27 Nisan 2024 Cumartesi / 19 Sevval 1445

Türkiye'nin ilk havacılık uzay ve teknoloji festivali TEKNOFEST

Türkiye’nin ilk havacılık, uzay ve teknoloji festivali TEKNOFEST, İstanbul Yeni Havalimanı’nda 20-23 Eylül’de her yaştan gökyüzü sevdalısını ama ille de çocukları ve gençleri ağırlamaya hazırlanıyor. Havacılık, uzay ve teknoloji alanında yetişmiş insan ihtiyacını karşılamak ve geleceğin yıldızlarını yetiştirmek amacıyla kurulan Türkiye Teknoloji Takımı Vakfı öncülüğünde,Türkiye’nin millî teknoloji hamlesini gerçekleştirmesi ve teknoloji üreten bir topluma dönüşmesi hedefinde önemli rol oynayan kurumların paydaşlığı ile düzenlenen festival, aynı zamanda İstanbul’u teknoloji girişimlerinin yeni merkezi haline getirmeyi hedefliyor.

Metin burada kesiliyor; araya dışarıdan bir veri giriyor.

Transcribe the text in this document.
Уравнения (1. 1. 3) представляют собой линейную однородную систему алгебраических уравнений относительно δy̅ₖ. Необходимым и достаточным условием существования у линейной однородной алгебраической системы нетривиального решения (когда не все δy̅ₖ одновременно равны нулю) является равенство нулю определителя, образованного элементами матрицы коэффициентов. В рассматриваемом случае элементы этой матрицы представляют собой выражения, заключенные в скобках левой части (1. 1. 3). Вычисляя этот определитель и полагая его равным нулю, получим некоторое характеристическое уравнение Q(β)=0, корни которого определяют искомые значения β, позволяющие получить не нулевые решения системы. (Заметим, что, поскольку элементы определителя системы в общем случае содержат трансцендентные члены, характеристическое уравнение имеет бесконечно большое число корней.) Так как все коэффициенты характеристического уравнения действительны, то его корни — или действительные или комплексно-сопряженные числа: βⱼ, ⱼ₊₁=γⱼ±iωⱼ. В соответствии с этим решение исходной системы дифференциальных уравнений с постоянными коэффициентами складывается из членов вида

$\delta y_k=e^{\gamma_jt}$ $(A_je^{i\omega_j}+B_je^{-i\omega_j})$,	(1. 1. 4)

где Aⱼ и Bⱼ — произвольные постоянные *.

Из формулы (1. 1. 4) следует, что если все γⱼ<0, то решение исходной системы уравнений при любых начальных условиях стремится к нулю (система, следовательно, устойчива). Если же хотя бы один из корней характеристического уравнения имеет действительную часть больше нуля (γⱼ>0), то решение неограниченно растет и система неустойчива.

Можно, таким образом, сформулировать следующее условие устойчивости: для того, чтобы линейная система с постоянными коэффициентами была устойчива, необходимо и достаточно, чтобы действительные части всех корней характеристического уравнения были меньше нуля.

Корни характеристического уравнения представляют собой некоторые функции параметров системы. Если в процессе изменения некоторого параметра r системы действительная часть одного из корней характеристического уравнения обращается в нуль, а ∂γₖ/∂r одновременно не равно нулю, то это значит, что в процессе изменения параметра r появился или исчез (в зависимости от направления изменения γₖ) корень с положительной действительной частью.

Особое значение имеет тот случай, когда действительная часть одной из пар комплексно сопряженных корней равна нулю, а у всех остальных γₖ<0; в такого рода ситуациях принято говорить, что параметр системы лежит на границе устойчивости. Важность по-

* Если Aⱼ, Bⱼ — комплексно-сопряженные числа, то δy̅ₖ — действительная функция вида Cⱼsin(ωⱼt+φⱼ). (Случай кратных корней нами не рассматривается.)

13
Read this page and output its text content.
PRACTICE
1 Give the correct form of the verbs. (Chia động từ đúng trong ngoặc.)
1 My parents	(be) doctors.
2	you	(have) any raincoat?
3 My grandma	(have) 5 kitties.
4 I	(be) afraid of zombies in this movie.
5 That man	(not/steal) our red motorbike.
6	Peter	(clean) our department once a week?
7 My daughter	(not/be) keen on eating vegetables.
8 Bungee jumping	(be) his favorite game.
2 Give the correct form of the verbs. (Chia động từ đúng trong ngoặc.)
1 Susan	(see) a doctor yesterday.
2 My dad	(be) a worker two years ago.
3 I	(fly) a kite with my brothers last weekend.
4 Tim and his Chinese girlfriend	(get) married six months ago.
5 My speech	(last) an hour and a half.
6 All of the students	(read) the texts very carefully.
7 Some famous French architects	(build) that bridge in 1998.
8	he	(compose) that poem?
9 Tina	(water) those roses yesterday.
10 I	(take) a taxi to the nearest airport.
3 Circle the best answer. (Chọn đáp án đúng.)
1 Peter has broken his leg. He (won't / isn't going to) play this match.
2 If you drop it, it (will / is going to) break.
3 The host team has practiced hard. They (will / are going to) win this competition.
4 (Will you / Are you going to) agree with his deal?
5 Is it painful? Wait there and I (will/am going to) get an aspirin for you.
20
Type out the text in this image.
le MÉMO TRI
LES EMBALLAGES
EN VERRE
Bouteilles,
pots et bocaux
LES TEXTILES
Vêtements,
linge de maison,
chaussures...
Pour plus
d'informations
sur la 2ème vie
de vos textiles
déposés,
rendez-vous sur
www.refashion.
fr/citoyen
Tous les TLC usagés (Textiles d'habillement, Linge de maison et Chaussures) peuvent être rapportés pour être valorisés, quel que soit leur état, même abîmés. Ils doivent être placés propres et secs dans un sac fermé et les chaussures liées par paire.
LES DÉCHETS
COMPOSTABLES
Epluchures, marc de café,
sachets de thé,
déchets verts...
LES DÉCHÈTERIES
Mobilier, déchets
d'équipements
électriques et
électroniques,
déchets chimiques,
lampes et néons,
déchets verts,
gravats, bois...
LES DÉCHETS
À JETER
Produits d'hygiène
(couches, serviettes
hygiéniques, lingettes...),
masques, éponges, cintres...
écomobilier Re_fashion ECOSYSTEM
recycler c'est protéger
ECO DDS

GÜLCAN TEZCAN 25 Mart 2018 Pazar 07:00 - Güncelleme:
Türkiye'nin ilk havacılık uzay ve teknoloji festivali TEKNOFEST

Türkiye’nin Milli Teknoloji hamlesine katkı sağlamak üzere yola çıkan Türkiye Teknoloji Takımı Vakfı 20-23 Eylül 2018 Tarihleri arasında sadece ülkemizin değil dünyanın en iddialı Havacılık, Uzay ve Teknoloji Festivali TEKNOFEST’i yapmaya hazırlanıyor. Bir yıldır vakıf bünyesinde gerçekleştirilen Geleceğin Teknoloji Yıldızları Programı ile ortaokul ve lise düzeyindeki öğrencilere “robotik ve kodlama”, “nesnelerin interneti”, “enerji teknolojileri”, “üretim ve tasarım”, “kendi İHA’nı tasarla”, “mobil uygulama programlama”, “siber güvenlik”, “yapay zeka” derslerini içeren kapsamlı bir eğitim veren Türkiye Teknoloji Takımı Vakfı, TEKNOFEST’le Türkiye’den ve dünyadan teknoloji girişimlerini Türkiye’deki yatırımcılarla biraraya getirirken havacılık gösterileri ve teknoloji yarışmalarıyla her yaştan teknoloji ve havacılık meraklısını İstanbul Yeni Havalimanı’nda buluşturacak. 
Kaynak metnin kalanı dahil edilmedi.